Record payroll employees figure masks unemployment rise
A rise of payrolled employees in Northern Ireland above pre-pandemic levels may be masking a potential wave of redundancies and an absence of recovery for the self-employed, writes David Whelan.
At face value, a 2.6 per cent annual rise in the number of workers in Northern Ireland to 757,200 in June 2021 is welcome news. The figure puts the number of employees receiving HMRC PAYE above pre-pandemic levels recorded in March 2020 and the 1.4 per cent monthly rise from May to June in 2020 suggests an increasingly improving picture.
However, caution is urged in using these figures as a measurement of the strength of the recovery of Northern Ireland’s labour market.
The Northern Ireland Statistics and Research Agency’s (NISRA) latest report uses HMRC payroll data and is seen as the most-timely and best single, overall indicator of the labour market but remains, by its nature, retrospective in its outlook.
A number of reasons lie behind the need for caution. Firstly, payroll figures include furloughed employees, estimated at around 60,000 at the end of October.
Additionally, while payrolled employee numbers may have increased over the year, in the same time period, Northern Ireland witnessed its annual record total of confirmed redundancies since 2001.
A trend of increasing numbers of redundancies is set to continue. A rise from 150 proposed redundancies in May 2021 to 490 in June and to 850 in just the first two weeks of July is evidence of an evolving labour market and these figures are likely to be compounded by the proposed ending of furlough.
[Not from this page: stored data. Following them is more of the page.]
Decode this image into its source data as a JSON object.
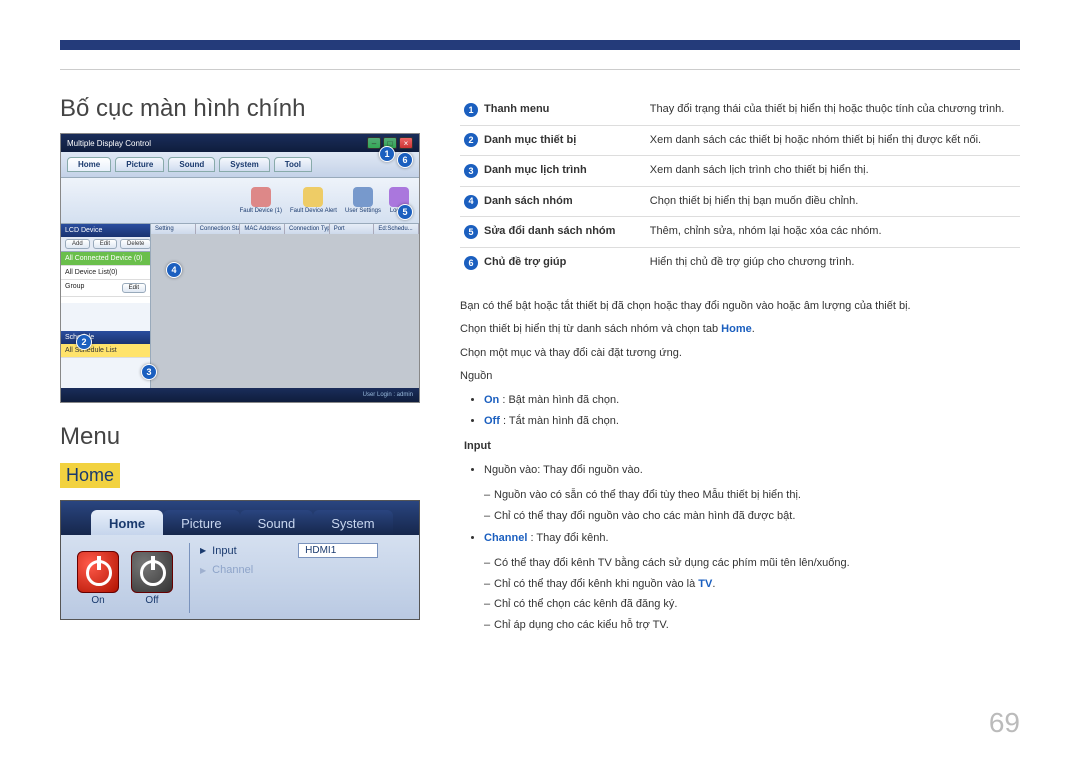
{
  "page_number": "69",
  "heading_layout": "Bố cục màn hình chính",
  "heading_menu": "Menu",
  "home_label": "Home",
  "app_window": {
    "title": "Multiple Display Control",
    "tabs": [
      "Home",
      "Picture",
      "Sound",
      "System",
      "Tool"
    ],
    "toolbar_icons": [
      "Fault Device (1)",
      "Fault Device Alert",
      "User Settings",
      "Logout"
    ],
    "side_header1": "LCD Device",
    "mini_buttons": [
      "Add",
      "Edit",
      "Delete"
    ],
    "side_item_green": "All Connected Device (0)",
    "side_item_white": "All Device List(0)",
    "side_group_label": "Group",
    "side_group_btn": "Edit",
    "side_header2": "Schedule",
    "side_item_yellow": "All Schedule List",
    "grid_headers": [
      "Setting",
      "Connection Status",
      "MAC Address",
      "Connection Type",
      "Port",
      "Ed:Schedu..."
    ],
    "status_right": "User Login : admin"
  },
  "callouts_defs": [
    {
      "n": "1",
      "term": "Thanh menu",
      "desc": "Thay đổi trạng thái của thiết bị hiển thị hoặc thuộc tính của chương trình."
    },
    {
      "n": "2",
      "term": "Danh mục thiết bị",
      "desc": "Xem danh sách các thiết bị hoặc nhóm thiết bị hiển thị được kết nối."
    },
    {
      "n": "3",
      "term": "Danh mục lịch trình",
      "desc": "Xem danh sách lịch trình cho thiết bị hiển thị."
    },
    {
      "n": "4",
      "term": "Danh sách nhóm",
      "desc": "Chọn thiết bị hiển thị bạn muốn điều chỉnh."
    },
    {
      "n": "5",
      "term": "Sửa đổi danh sách nhóm",
      "desc": "Thêm, chỉnh sửa, nhóm lại hoặc xóa các nhóm."
    },
    {
      "n": "6",
      "term": "Chủ đề trợ giúp",
      "desc": "Hiển thị chủ đề trợ giúp cho chương trình."
    }
  ],
  "crop": {
    "tabs": [
      "Home",
      "Picture",
      "Sound",
      "System"
    ],
    "on_label": "On",
    "off_label": "Off",
    "rows": [
      {
        "label": "Input",
        "value": "HDMI1",
        "enabled": true
      },
      {
        "label": "Channel",
        "value": "",
        "enabled": false
      }
    ]
  },
  "body": {
    "p1": "Bạn có thể bật hoặc tắt thiết bị đã chọn hoặc thay đổi nguồn vào hoặc âm lượng của thiết bị.",
    "p2_a": "Chọn thiết bị hiển thị từ danh sách nhóm và chọn tab ",
    "p2_b": "Home",
    "p2_c": ".",
    "p3": "Chọn một mục và thay đổi cài đặt tương ứng.",
    "nguon_label": "Nguồn",
    "on_kw": "On",
    "on_text": " : Bật màn hình đã chọn.",
    "off_kw": "Off",
    "off_text": " : Tắt màn hình đã chọn.",
    "input_kw": "Input",
    "input_b1": "Nguồn vào: Thay đổi nguồn vào.",
    "input_s1": "Nguồn vào có sẵn có thể thay đổi tùy theo Mẫu thiết bị hiển thị.",
    "input_s2": "Chỉ có thể thay đổi nguồn vào cho các màn hình đã được bật.",
    "channel_kw": "Channel",
    "channel_text": " : Thay đổi kênh.",
    "ch_s1": "Có thể thay đổi kênh TV bằng cách sử dụng các phím mũi tên lên/xuống.",
    "ch_s2_a": "Chỉ có thể thay đổi kênh khi nguồn vào là ",
    "ch_s2_b": "TV",
    "ch_s2_c": ".",
    "ch_s3": "Chỉ có thể chọn các kênh đã đăng ký.",
    "ch_s4": "Chỉ áp dụng cho các kiểu hỗ trợ TV."
  }
}
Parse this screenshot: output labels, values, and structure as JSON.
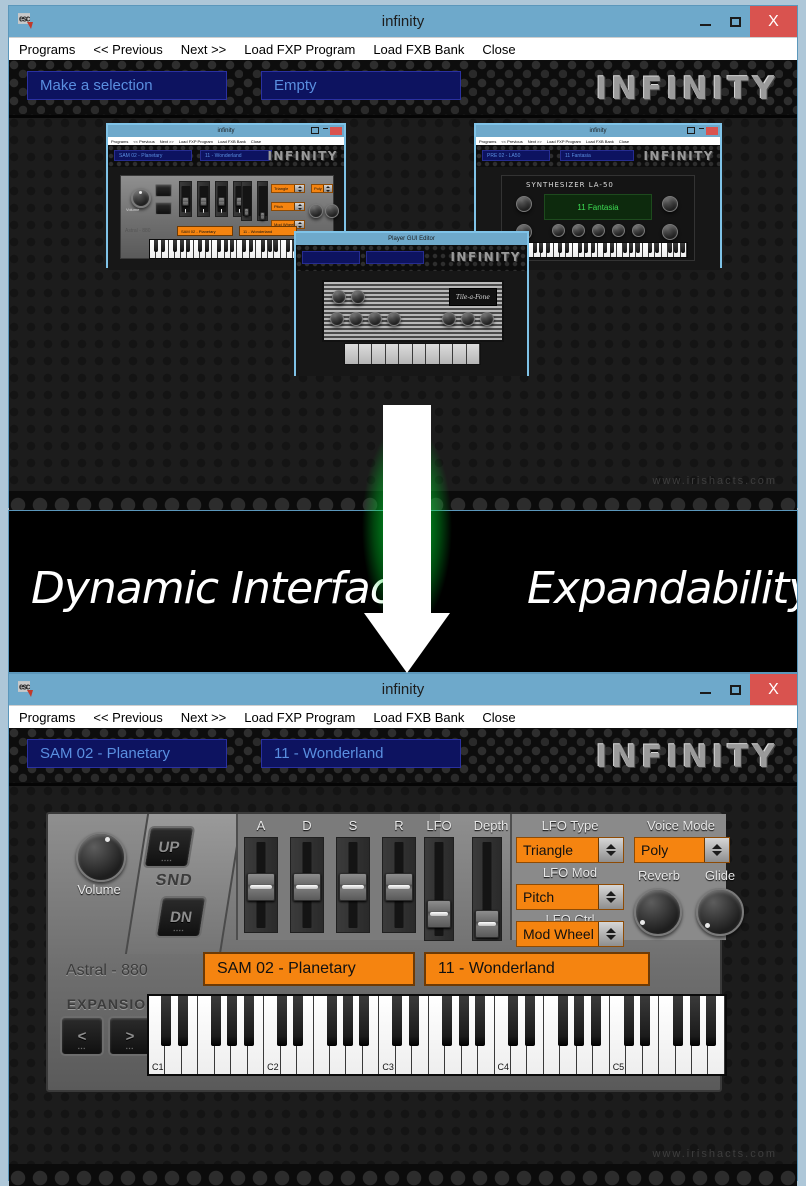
{
  "top_window": {
    "title": "infinity",
    "icon": "esc-icon",
    "menu": [
      "Programs",
      "<< Previous",
      "Next >>",
      "Load FXP Program",
      "Load FXB Bank",
      "Close"
    ],
    "controls": {
      "minimize": "minimize-button",
      "maximize": "maximize-button",
      "close": "X"
    },
    "brand": "INFINITY",
    "field_bank": "Make a selection",
    "field_program": "Empty",
    "watermark": "www.irishacts.com"
  },
  "nested_windows": [
    {
      "title": "infinity",
      "menu": [
        "Programs",
        "<< Previous",
        "Next >>",
        "Load FXP Program",
        "Load FXB Bank",
        "Close"
      ],
      "brand": "INFINITY",
      "field_bank": "SAM 02 - Planetary",
      "field_program": "11 - Wonderland",
      "instrument": "Astral - 880"
    },
    {
      "title": "infinity",
      "menu": [
        "Programs",
        "<< Previous",
        "Next >>",
        "Load FXP Program",
        "Load FXB Bank",
        "Close"
      ],
      "brand": "INFINITY",
      "field_bank": "PRE 02 - LA50",
      "field_program": "11 Fantasia",
      "instrument": "SYNTHESIZER LA-50",
      "lcd_text": "11 Fantasia"
    },
    {
      "title": "Player GUI Editor",
      "brand": "INFINITY",
      "field_bank": "",
      "field_program": "",
      "instrument": "Tile-a-Fone"
    }
  ],
  "banner": {
    "left_text": "Dynamic Interface",
    "right_text": "Expandability",
    "arrow": "down-arrow",
    "glow_color": "#00ff3c"
  },
  "bottom_window": {
    "title": "infinity",
    "icon": "esc-icon",
    "menu": [
      "Programs",
      "<< Previous",
      "Next >>",
      "Load FXP Program",
      "Load FXB Bank",
      "Close"
    ],
    "controls": {
      "minimize": "minimize-button",
      "maximize": "maximize-button",
      "close": "X"
    },
    "brand": "INFINITY",
    "field_bank": "SAM 02 - Planetary",
    "field_program": "11 - Wonderland",
    "watermark": "www.irishacts.com",
    "synth": {
      "model": "Astral - 880",
      "volume_label": "Volume",
      "snd_label": "SND",
      "snd_up": "UP",
      "snd_dn": "DN",
      "expansion_label": "EXPANSION",
      "expansion_prev": "<",
      "expansion_next": ">",
      "sliders": [
        {
          "label": "A",
          "value": 50
        },
        {
          "label": "D",
          "value": 50
        },
        {
          "label": "S",
          "value": 50
        },
        {
          "label": "R",
          "value": 50
        },
        {
          "label": "LFO",
          "value": 22
        },
        {
          "label": "Depth",
          "value": 15
        }
      ],
      "dropdowns": [
        {
          "label": "LFO Type",
          "value": "Triangle"
        },
        {
          "label": "LFO Mod",
          "value": "Pitch"
        },
        {
          "label": "LFO Ctrl",
          "value": "Mod Wheel"
        },
        {
          "label": "Voice Mode",
          "value": "Poly"
        }
      ],
      "knobs": [
        {
          "label": "Reverb",
          "value": 10
        },
        {
          "label": "Glide",
          "value": 5
        }
      ],
      "display_bank": "SAM 02 - Planetary",
      "display_program": "11 - Wonderland",
      "keyboard_octaves": [
        "C1",
        "C2",
        "C3",
        "C4",
        "C5"
      ]
    }
  },
  "colors": {
    "titlebar": "#6ea9cb",
    "close_red": "#d9534f",
    "orange": "#f58410",
    "field_navy": "#0d1360",
    "field_text": "#5a8fe0",
    "glow_green": "#00ff3c"
  }
}
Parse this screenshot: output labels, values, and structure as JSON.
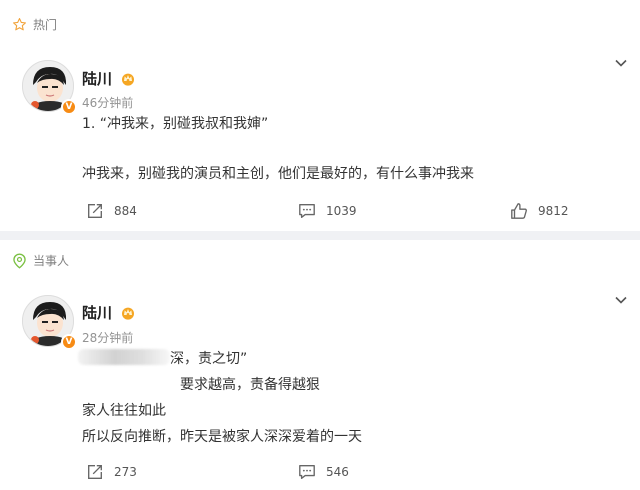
{
  "posts": [
    {
      "section_label": "热门",
      "section_icon": "star-outline-icon",
      "author": "陆川",
      "time": "46分钟前",
      "lines": [
        "1. “冲我来，别碰我叔和我婶”",
        "冲我来，别碰我的演员和主创，他们是最好的，有什么事冲我来"
      ],
      "repost_count": "884",
      "comment_count": "1039",
      "like_count": "9812"
    },
    {
      "section_label": "当事人",
      "section_icon": "location-pin-icon",
      "author": "陆川",
      "time": "28分钟前",
      "lines": [
        "深，责之切”",
        "要求越高，责备得越狠",
        "家人往往如此",
        "所以反向推断，昨天是被家人深深爱着的一天"
      ],
      "repost_count": "273",
      "comment_count": "546"
    }
  ],
  "colors": {
    "badge": "#f78b14",
    "crown": "#f5a623",
    "pin": "#7bc043",
    "star": "#f2a33a"
  }
}
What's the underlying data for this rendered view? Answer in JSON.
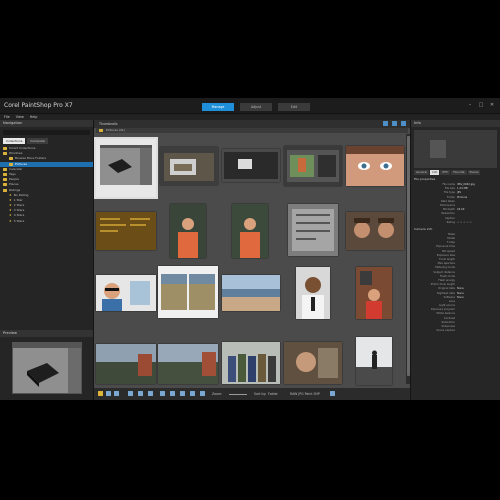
{
  "titlebar": {
    "app_title": "Corel PaintShop Pro X7",
    "tabs": [
      {
        "label": "Manage",
        "active": true
      },
      {
        "label": "Adjust",
        "active": false
      },
      {
        "label": "Edit",
        "active": false
      }
    ],
    "window_buttons": [
      "–",
      "□",
      "✕"
    ]
  },
  "menu": [
    "File",
    "View",
    "Help"
  ],
  "navigation": {
    "title": "Navigation",
    "tabs": [
      {
        "label": "Collections",
        "active": true
      },
      {
        "label": "Computer",
        "active": false
      }
    ],
    "tree": [
      {
        "label": "Smart Collections",
        "icon": "folder"
      },
      {
        "label": "Windows",
        "icon": "folder"
      },
      {
        "label": "Browse More Folders",
        "icon": "folder"
      },
      {
        "label": "Pictures",
        "icon": "folder",
        "selected": true
      },
      {
        "label": "Calendar",
        "icon": "folder"
      },
      {
        "label": "Tags",
        "icon": "folder"
      },
      {
        "label": "People",
        "icon": "folder"
      },
      {
        "label": "Places",
        "icon": "folder"
      },
      {
        "label": "Ratings",
        "icon": "folder"
      },
      {
        "label": "No Rating",
        "icon": "star"
      },
      {
        "label": "1 Star",
        "icon": "star"
      },
      {
        "label": "2 Stars",
        "icon": "star"
      },
      {
        "label": "3 Stars",
        "icon": "star"
      },
      {
        "label": "4 Stars",
        "icon": "star"
      },
      {
        "label": "5 Stars",
        "icon": "star"
      }
    ]
  },
  "preview": {
    "title": "Preview"
  },
  "main": {
    "tab": "Thumbnails",
    "breadcrumb": "Pictures (41)"
  },
  "bottom_toolbar": {
    "zoom_label": "Zoom:",
    "sort_label": "Sort by:",
    "sort_value": "Folder",
    "format_value": "RAW JPG Paint SHP"
  },
  "info": {
    "title": "Info",
    "tabs": [
      {
        "label": "General",
        "active": false
      },
      {
        "label": "Info",
        "active": true
      },
      {
        "label": "IPTC",
        "active": false
      },
      {
        "label": "Favorite",
        "active": false
      },
      {
        "label": "Places",
        "active": false
      }
    ],
    "section_general": "File properties",
    "general": [
      {
        "label": "File name",
        "value": "IMG_0042.jpg"
      },
      {
        "label": "File size",
        "value": "1.24 MB"
      },
      {
        "label": "File type",
        "value": "JPG"
      },
      {
        "label": "Folder",
        "value": "Pictures"
      },
      {
        "label": "Date taken",
        "value": ""
      },
      {
        "label": "Dimensions",
        "value": ""
      },
      {
        "label": "Bit depth",
        "value": "24 bit"
      },
      {
        "label": "Resolution",
        "value": ""
      },
      {
        "label": "Caption",
        "value": ""
      },
      {
        "label": "Rating",
        "value": "☆ ☆ ☆ ☆ ☆"
      }
    ],
    "section_camera": "Camera info",
    "camera": [
      {
        "label": "Make",
        "value": ""
      },
      {
        "label": "Model",
        "value": ""
      },
      {
        "label": "F-stop",
        "value": ""
      },
      {
        "label": "Exposure time",
        "value": ""
      },
      {
        "label": "ISO speed",
        "value": ""
      },
      {
        "label": "Exposure bias",
        "value": ""
      },
      {
        "label": "Focal length",
        "value": ""
      },
      {
        "label": "Max aperture",
        "value": ""
      },
      {
        "label": "Metering mode",
        "value": ""
      },
      {
        "label": "Subject distance",
        "value": ""
      },
      {
        "label": "Flash mode",
        "value": ""
      },
      {
        "label": "Flash energy",
        "value": ""
      },
      {
        "label": "35mm focal length",
        "value": ""
      },
      {
        "label": "Original date",
        "value": "None"
      },
      {
        "label": "Digitized date",
        "value": "None"
      },
      {
        "label": "Software",
        "value": "None"
      },
      {
        "label": "Lens",
        "value": ""
      },
      {
        "label": "Light source",
        "value": ""
      },
      {
        "label": "Exposure program",
        "value": ""
      },
      {
        "label": "White balance",
        "value": ""
      },
      {
        "label": "Contrast",
        "value": ""
      },
      {
        "label": "Saturation",
        "value": ""
      },
      {
        "label": "Sharpness",
        "value": ""
      },
      {
        "label": "Scene capture",
        "value": ""
      }
    ]
  },
  "colors": {
    "accent": "#1e8fd8",
    "selected_row": "#1e6fb0",
    "folder": "#d9b23a",
    "background": "#2b2b2b",
    "grid_background": "#4b4b4b"
  }
}
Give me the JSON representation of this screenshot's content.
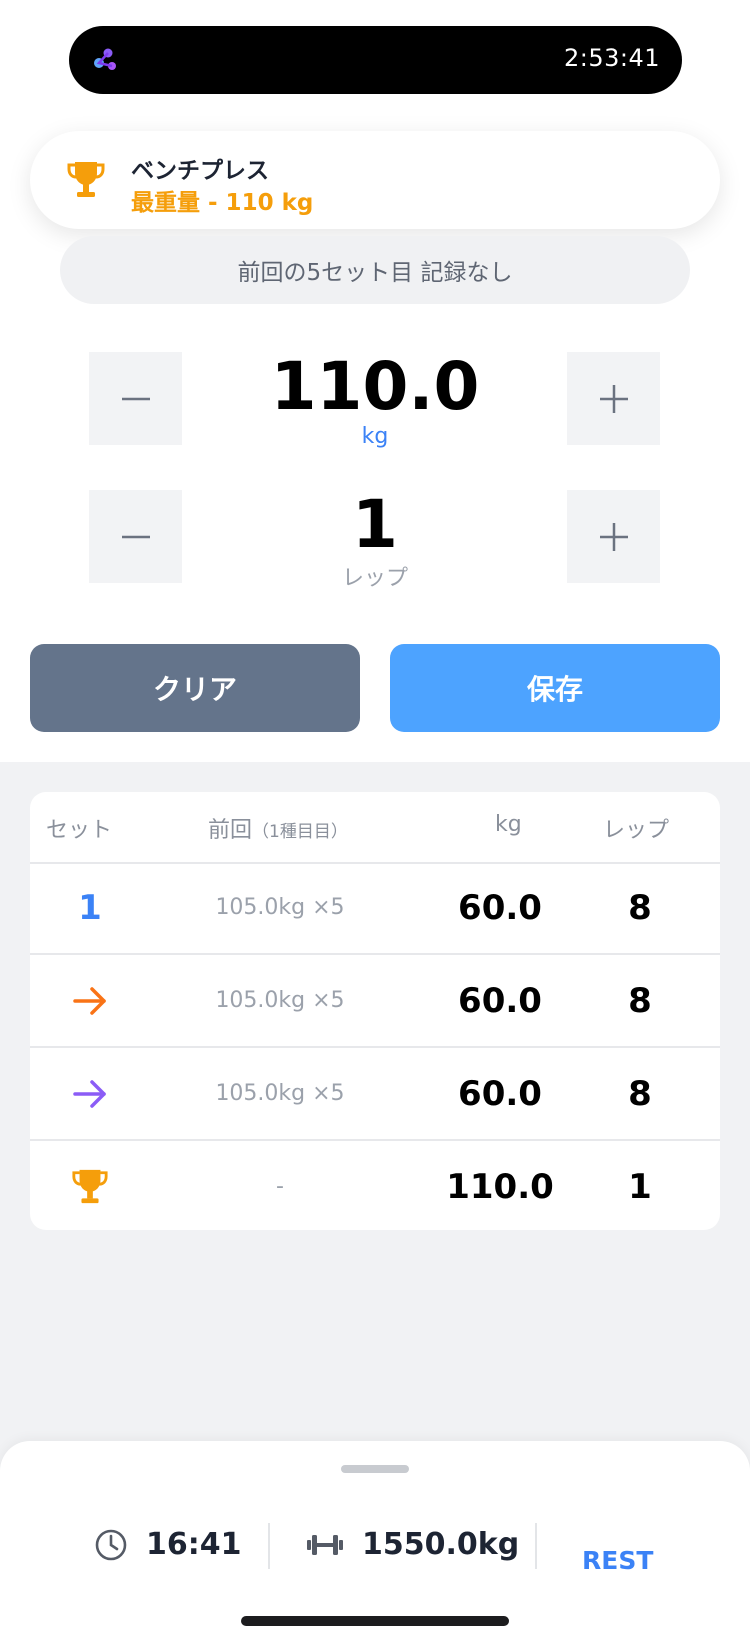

Employers have had to pay 10 per cent of their furloughed workers’ pay since 1 July but that is set to rise to 20 per cent in August and September before the scheme is removed entirely. Concerns have been raised that thousands of jobs currently retained under the furlough scheme could disappear then, either because they are no longer viable or because staff have moved to another job.
Official redundancy figures only include cases of companies making at least 20 people redundant and so do not capture the whole picture, particularly in a time when small-to medium-sized businesses appear to be hardest hit by restrictions.
Further indication that the labour market’s recovery to pre-pandemic status may take some years is a 3.6 per cent increase in the unemployment rate over the year from March to May 2021. Additionally, Northern Ireland’s employment rate (the proportion of people aged 16 to 64 in work) decreased over the year to 70.3 per cent.
The Northern Ireland employment rate continues to be below the UK rate of 74.8 per cent, as does the economic inactivity rate, which is 27.1 per cent in Northern Ireland compared to the UK rate of 21.3 per cent.
A 13 per cent rise over the year of the total number of weekly hours worked in Northern Ireland is also a positive indicator but should be read in the context that this figure remains 7 per cent below pre-pandemic value.
While some recovery in the labour market is evident from the height of the pandemic, self-employment appears to be showing no signs of recovery. The estimated 96,000 people self-employed in the quarter March-May is a significant decrease from the 131,000 recorded in the same quarter in 2020.